When came across the "Advanced Mathematical Methods in Science and Engineering[1]", I was stuck here $W(z_i)=\det{[a_{ij}]}W(y_i)$ for $W(z_i)$. Since the determinant is just a scalar, it is obviously true $z_i=\det{[a_{ij}]}y_i$...
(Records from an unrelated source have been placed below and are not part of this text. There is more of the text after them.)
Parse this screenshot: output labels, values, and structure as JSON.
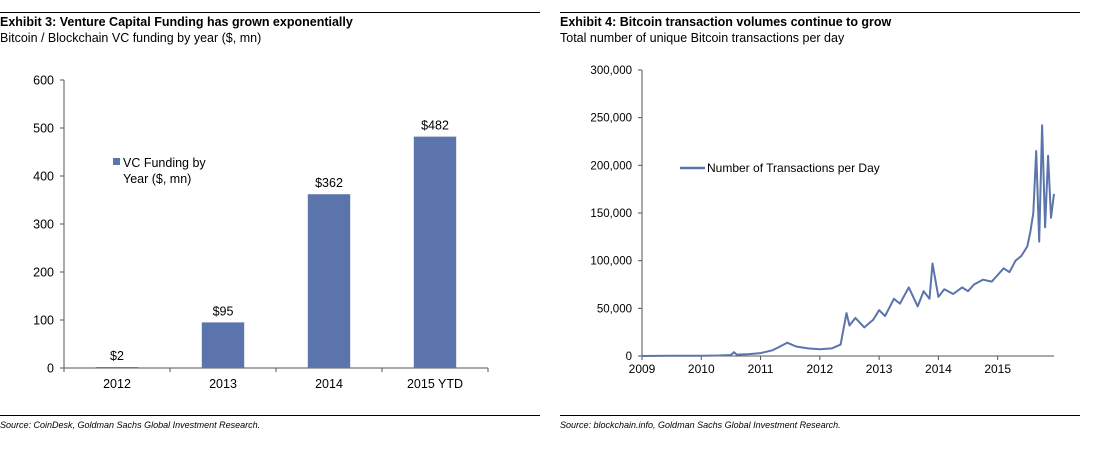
{
  "left_panel": {
    "title": "Exhibit 3: Venture Capital Funding has grown exponentially",
    "subtitle": "Bitcoin / Blockchain VC funding by year ($, mn)",
    "source": "Source: CoinDesk, Goldman Sachs Global Investment Research."
  },
  "right_panel": {
    "title": "Exhibit 4: Bitcoin transaction volumes continue to grow",
    "subtitle": "Total number of unique Bitcoin transactions per day",
    "source": "Source: blockchain.info, Goldman Sachs Global Investment Research."
  },
  "chart_data": [
    {
      "type": "bar",
      "categories": [
        "2012",
        "2013",
        "2014",
        "2015 YTD"
      ],
      "series": [
        {
          "name": "VC Funding by Year ($, mn)",
          "values": [
            2,
            95,
            362,
            482
          ],
          "color": "#5b74ab"
        }
      ],
      "data_labels": [
        "$2",
        "$95",
        "$362",
        "$482"
      ],
      "legend_lines": [
        "VC Funding by",
        "Year ($, mn)"
      ],
      "yticks": [
        "0",
        "100",
        "200",
        "300",
        "400",
        "500",
        "600"
      ],
      "ylim": [
        0,
        600
      ],
      "legend_position": "upper-left",
      "grid": false
    },
    {
      "type": "line",
      "xticks": [
        "2009",
        "2010",
        "2011",
        "2012",
        "2013",
        "2014",
        "2015"
      ],
      "xlim": [
        2009,
        2015.95
      ],
      "yticks": [
        "0",
        "50,000",
        "100,000",
        "150,000",
        "200,000",
        "250,000",
        "300,000"
      ],
      "ylim": [
        0,
        300000
      ],
      "legend_position": "upper-left",
      "grid": false,
      "series": [
        {
          "name": "Number of Transactions per Day",
          "color": "#5b74ab",
          "x": [
            2009.0,
            2009.5,
            2010.0,
            2010.3,
            2010.5,
            2010.55,
            2010.6,
            2010.8,
            2011.0,
            2011.2,
            2011.3,
            2011.45,
            2011.6,
            2011.8,
            2012.0,
            2012.2,
            2012.35,
            2012.45,
            2012.5,
            2012.6,
            2012.75,
            2012.9,
            2013.0,
            2013.1,
            2013.25,
            2013.35,
            2013.5,
            2013.65,
            2013.75,
            2013.85,
            2013.9,
            2014.0,
            2014.1,
            2014.25,
            2014.4,
            2014.5,
            2014.6,
            2014.75,
            2014.9,
            2015.0,
            2015.1,
            2015.2,
            2015.3,
            2015.4,
            2015.5,
            2015.55,
            2015.6,
            2015.65,
            2015.7,
            2015.75,
            2015.8,
            2015.85,
            2015.9,
            2015.95
          ],
          "y": [
            0,
            200,
            300,
            500,
            1000,
            4000,
            1500,
            2000,
            3000,
            6000,
            9000,
            14000,
            10000,
            8000,
            7000,
            8000,
            12000,
            45000,
            32000,
            40000,
            30000,
            38000,
            48000,
            42000,
            60000,
            55000,
            72000,
            52000,
            68000,
            60000,
            97000,
            62000,
            70000,
            65000,
            72000,
            68000,
            75000,
            80000,
            78000,
            85000,
            92000,
            88000,
            100000,
            105000,
            115000,
            130000,
            150000,
            215000,
            120000,
            242000,
            135000,
            210000,
            145000,
            170000
          ]
        }
      ]
    }
  ]
}
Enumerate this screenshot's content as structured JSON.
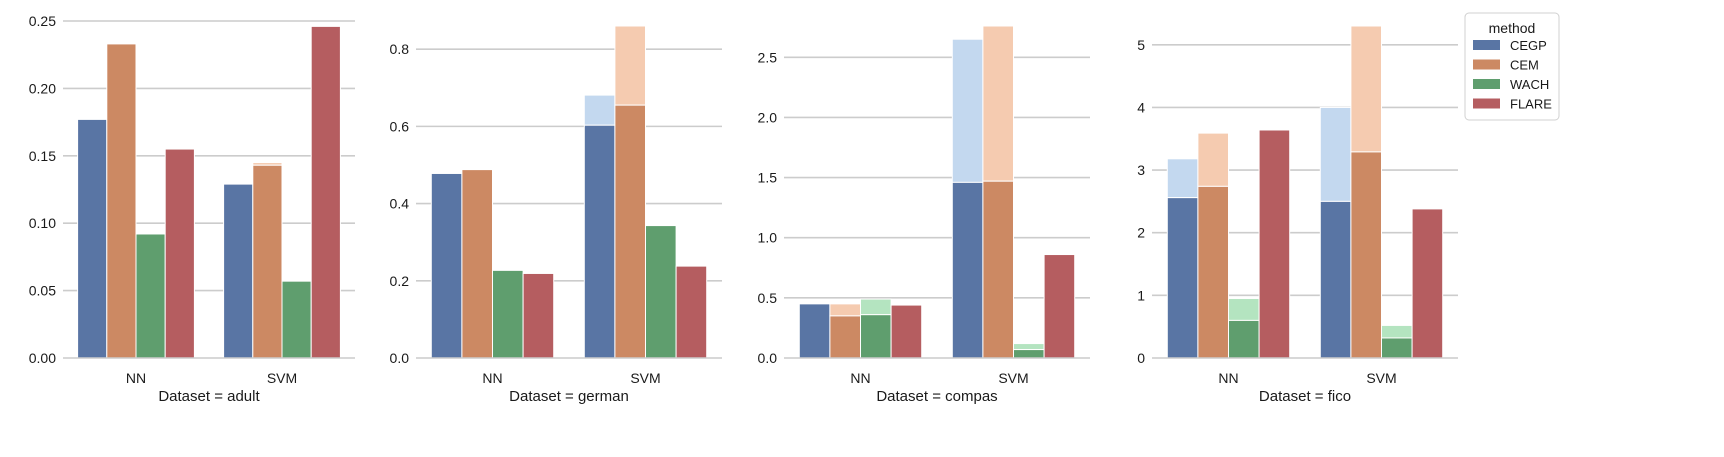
{
  "chart_data": [
    {
      "type": "bar",
      "xlabel": "Dataset = adult",
      "categories": [
        "NN",
        "SVM"
      ],
      "ylim": [
        0,
        0.25
      ],
      "yticks": [
        0.0,
        0.05,
        0.1,
        0.15,
        0.2,
        0.25
      ],
      "ytick_labels": [
        "0.00",
        "0.05",
        "0.10",
        "0.15",
        "0.20",
        "0.25"
      ],
      "grid": "y",
      "series": [
        {
          "name": "CEGP",
          "values": [
            0.177,
            0.129
          ],
          "upper": [
            0.177,
            0.129
          ]
        },
        {
          "name": "CEM",
          "values": [
            0.233,
            0.143
          ],
          "upper": [
            0.233,
            0.145
          ]
        },
        {
          "name": "WACH",
          "values": [
            0.092,
            0.057
          ],
          "upper": [
            0.092,
            0.057
          ]
        },
        {
          "name": "FLARE",
          "values": [
            0.155,
            0.246
          ],
          "upper": [
            0.155,
            0.246
          ]
        }
      ]
    },
    {
      "type": "bar",
      "xlabel": "Dataset = german",
      "categories": [
        "NN",
        "SVM"
      ],
      "ylim": [
        0,
        0.86
      ],
      "yticks": [
        0.0,
        0.2,
        0.4,
        0.6,
        0.8
      ],
      "ytick_labels": [
        "0.0",
        "0.2",
        "0.4",
        "0.6",
        "0.8"
      ],
      "grid": "y",
      "series": [
        {
          "name": "CEGP",
          "values": [
            0.478,
            0.603
          ],
          "upper": [
            0.478,
            0.681
          ]
        },
        {
          "name": "CEM",
          "values": [
            0.488,
            0.655
          ],
          "upper": [
            0.488,
            0.86
          ]
        },
        {
          "name": "WACH",
          "values": [
            0.227,
            0.343
          ],
          "upper": [
            0.227,
            0.343
          ]
        },
        {
          "name": "FLARE",
          "values": [
            0.219,
            0.238
          ],
          "upper": [
            0.219,
            0.238
          ]
        }
      ]
    },
    {
      "type": "bar",
      "xlabel": "Dataset = compas",
      "categories": [
        "NN",
        "SVM"
      ],
      "ylim": [
        0,
        2.76
      ],
      "yticks": [
        0.0,
        0.5,
        1.0,
        1.5,
        2.0,
        2.5
      ],
      "ytick_labels": [
        "0.0",
        "0.5",
        "1.0",
        "1.5",
        "2.0",
        "2.5"
      ],
      "grid": "y",
      "series": [
        {
          "name": "CEGP",
          "values": [
            0.45,
            1.46
          ],
          "upper": [
            0.45,
            2.65
          ]
        },
        {
          "name": "CEM",
          "values": [
            0.35,
            1.47
          ],
          "upper": [
            0.45,
            2.76
          ]
        },
        {
          "name": "WACH",
          "values": [
            0.36,
            0.07
          ],
          "upper": [
            0.49,
            0.12
          ]
        },
        {
          "name": "FLARE",
          "values": [
            0.44,
            0.86
          ],
          "upper": [
            0.44,
            0.86
          ]
        }
      ]
    },
    {
      "type": "bar",
      "xlabel": "Dataset = fico",
      "categories": [
        "NN",
        "SVM"
      ],
      "ylim": [
        0,
        5.3
      ],
      "yticks": [
        0,
        1,
        2,
        3,
        4,
        5
      ],
      "ytick_labels": [
        "0",
        "1",
        "2",
        "3",
        "4",
        "5"
      ],
      "grid": "y",
      "series": [
        {
          "name": "CEGP",
          "values": [
            2.56,
            2.5
          ],
          "upper": [
            3.18,
            4.0
          ]
        },
        {
          "name": "CEM",
          "values": [
            2.74,
            3.29
          ],
          "upper": [
            3.59,
            5.3
          ]
        },
        {
          "name": "WACH",
          "values": [
            0.6,
            0.32
          ],
          "upper": [
            0.95,
            0.52
          ]
        },
        {
          "name": "FLARE",
          "values": [
            3.64,
            2.38
          ],
          "upper": [
            3.64,
            2.38
          ]
        }
      ]
    }
  ],
  "legend": {
    "title": "method",
    "placement": "top-right",
    "entries": [
      {
        "label": "CEGP",
        "color": "#5975a4",
        "light": "#c3d8ef"
      },
      {
        "label": "CEM",
        "color": "#cc8963",
        "light": "#f5cbb0"
      },
      {
        "label": "WACH",
        "color": "#5f9e6e",
        "light": "#b4e4c0"
      },
      {
        "label": "FLARE",
        "color": "#b55d60",
        "light": "#e9b3b6"
      }
    ]
  },
  "colors": {
    "grid": "#cccccc",
    "axis": "#cccccc",
    "text": "#1a1a1a"
  }
}
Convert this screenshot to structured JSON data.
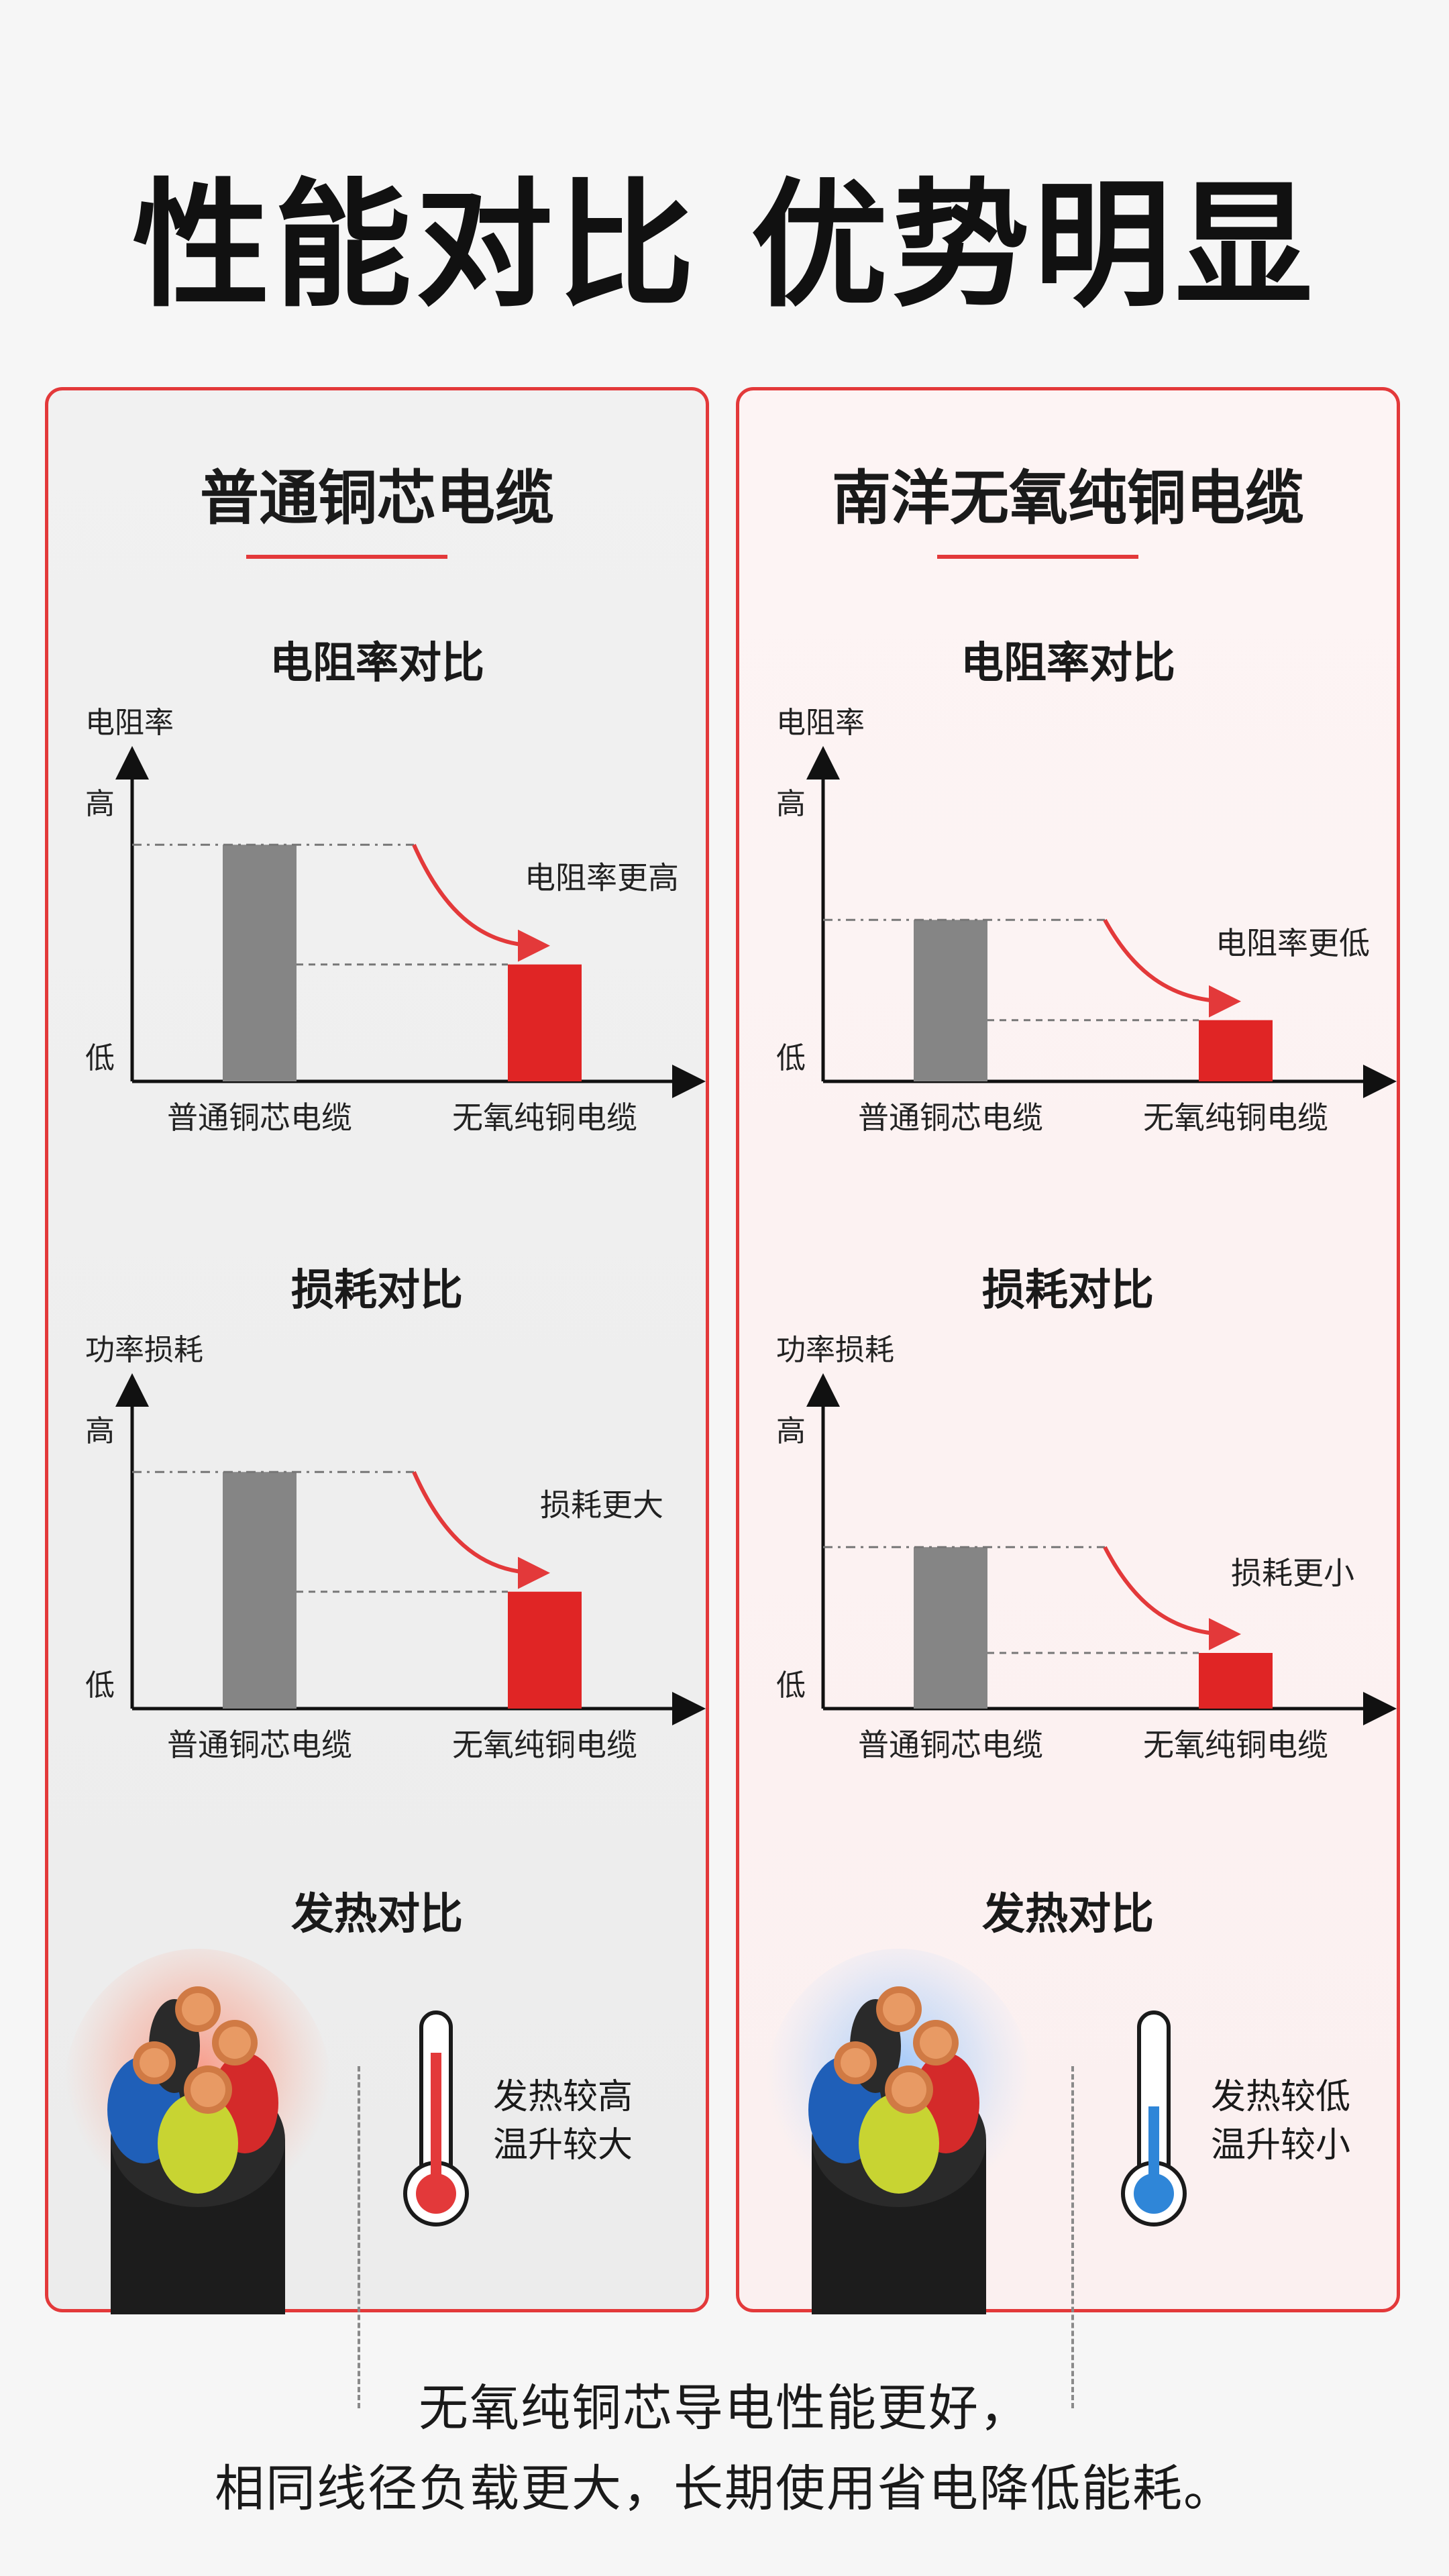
{
  "header": {
    "title": "性能对比 优势明显"
  },
  "panels": [
    {
      "title": "普通铜芯电缆"
    },
    {
      "title": "南洋无氧纯铜电缆"
    }
  ],
  "sections": {
    "resistivity": "电阻率对比",
    "loss": "损耗对比",
    "heat": "发热对比"
  },
  "axes": {
    "resistivity_ylabel": "电阻率",
    "loss_ylabel": "功率损耗",
    "high": "高",
    "low": "低"
  },
  "heat": {
    "left": {
      "line1": "发热较高",
      "line2": "温升较大",
      "color": "#e3393a"
    },
    "right": {
      "line1": "发热较低",
      "line2": "温升较小",
      "color": "#2f86d8"
    }
  },
  "footer": {
    "line1": "无氧纯铜芯导电性能更好，",
    "line2": "相同线径负载更大，长期使用省电降低能耗。"
  },
  "colors": {
    "accent": "#e3393a",
    "gray_bar": "#858585",
    "red_bar": "#e02525",
    "cool": "#2f86d8"
  },
  "chart_data": [
    {
      "type": "bar",
      "title": "电阻率对比",
      "panel": "普通铜芯电缆",
      "categories": [
        "普通铜芯电缆",
        "无氧纯铜电缆"
      ],
      "values": [
        0.85,
        0.42
      ],
      "ylabel": "电阻率",
      "ylim": [
        0,
        1
      ],
      "ytick_labels": [
        "低",
        "高"
      ],
      "annotation": "电阻率更高",
      "bar_colors": [
        "#858585",
        "#e02525"
      ]
    },
    {
      "type": "bar",
      "title": "损耗对比",
      "panel": "普通铜芯电缆",
      "categories": [
        "普通铜芯电缆",
        "无氧纯铜电缆"
      ],
      "values": [
        0.85,
        0.42
      ],
      "ylabel": "功率损耗",
      "ylim": [
        0,
        1
      ],
      "ytick_labels": [
        "低",
        "高"
      ],
      "annotation": "损耗更大",
      "bar_colors": [
        "#858585",
        "#e02525"
      ]
    },
    {
      "type": "bar",
      "title": "电阻率对比",
      "panel": "南洋无氧纯铜电缆",
      "categories": [
        "普通铜芯电缆",
        "无氧纯铜电缆"
      ],
      "values": [
        0.58,
        0.22
      ],
      "ylabel": "电阻率",
      "ylim": [
        0,
        1
      ],
      "ytick_labels": [
        "低",
        "高"
      ],
      "annotation": "电阻率更低",
      "bar_colors": [
        "#858585",
        "#e02525"
      ]
    },
    {
      "type": "bar",
      "title": "损耗对比",
      "panel": "南洋无氧纯铜电缆",
      "categories": [
        "普通铜芯电缆",
        "无氧纯铜电缆"
      ],
      "values": [
        0.58,
        0.2
      ],
      "ylabel": "功率损耗",
      "ylim": [
        0,
        1
      ],
      "ytick_labels": [
        "低",
        "高"
      ],
      "annotation": "损耗更小",
      "bar_colors": [
        "#858585",
        "#e02525"
      ]
    }
  ]
}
It seems not consistently following the Wronskian's definition $W(f_{1} \cdots f_{n}):=$ \begin{vmatrix} f_{1} & \cdots & f_{n} \\ \vdots & & \vdots \\ f_{1}^{(n-1)} & \cdots & f_{n}^{(n-1)} \end{vmatrix}
take it as linear transformation $$ z = A y $$ where $z= (z_1,...,z_n)^T$, $y= (y_1,...,y_n)^T$ and $T$ is the materix with elements $a_{ij}$ then likewise for the derivatives $$ z^{(k)} = A y^{(k)};\qquad k\in \{0,...,n-1\} $$ we can combinte all of these equation in one matrix equatiuon by denoting the following square matrices $$ Z=\begin{pmatrix}z&z^{(1)}&...&z^{(n-1)}\end{pmatrix} \qquad Y=\begin{pmatrix}y&y^{(1)}&...&y^{(n-1)}\end{pmatrix} $$ in the equation $$ Z = A Y $$ taking the transpose $$ Z^T = \begin{pmatrix} z_{1} & \cdots & z_{n} \\ \vdots & & \vdots \\ z_{1}^{(n-1)} & \cdots & z_{n}^{(n-1)} \end{pmatrix} = \left[\begin{pmatrix} a_{11} & \cdots & a_{1n} \\ \vdots & & \vdots \\ a_{n1} & \cdots & a_{nn} \end{pmatrix}\begin{pmatrix} f_{1} & \cdots & f_{n} \\ \vdots & & \vdots \\ f_{1}^{(n-1)} & \cdots & f_{n}^{(n-1)} \end{pmatrix}\right]^T = Y^TA^T $$ I think you know that $\det(M) = \det(M^T)$, then $$ W(z_i) = \begin{vmatrix} z_{1} & \cdots & z_{n} \\ \vdots & & \vdots \\ z_{1}^{(n-1)} & \cdots & z_{n}^{(n-1)} \end{vmatrix} = \det (Z) = \det (Y^T A^T) = \det (A) \det(Y) = \det(A)\ W(y_i) $$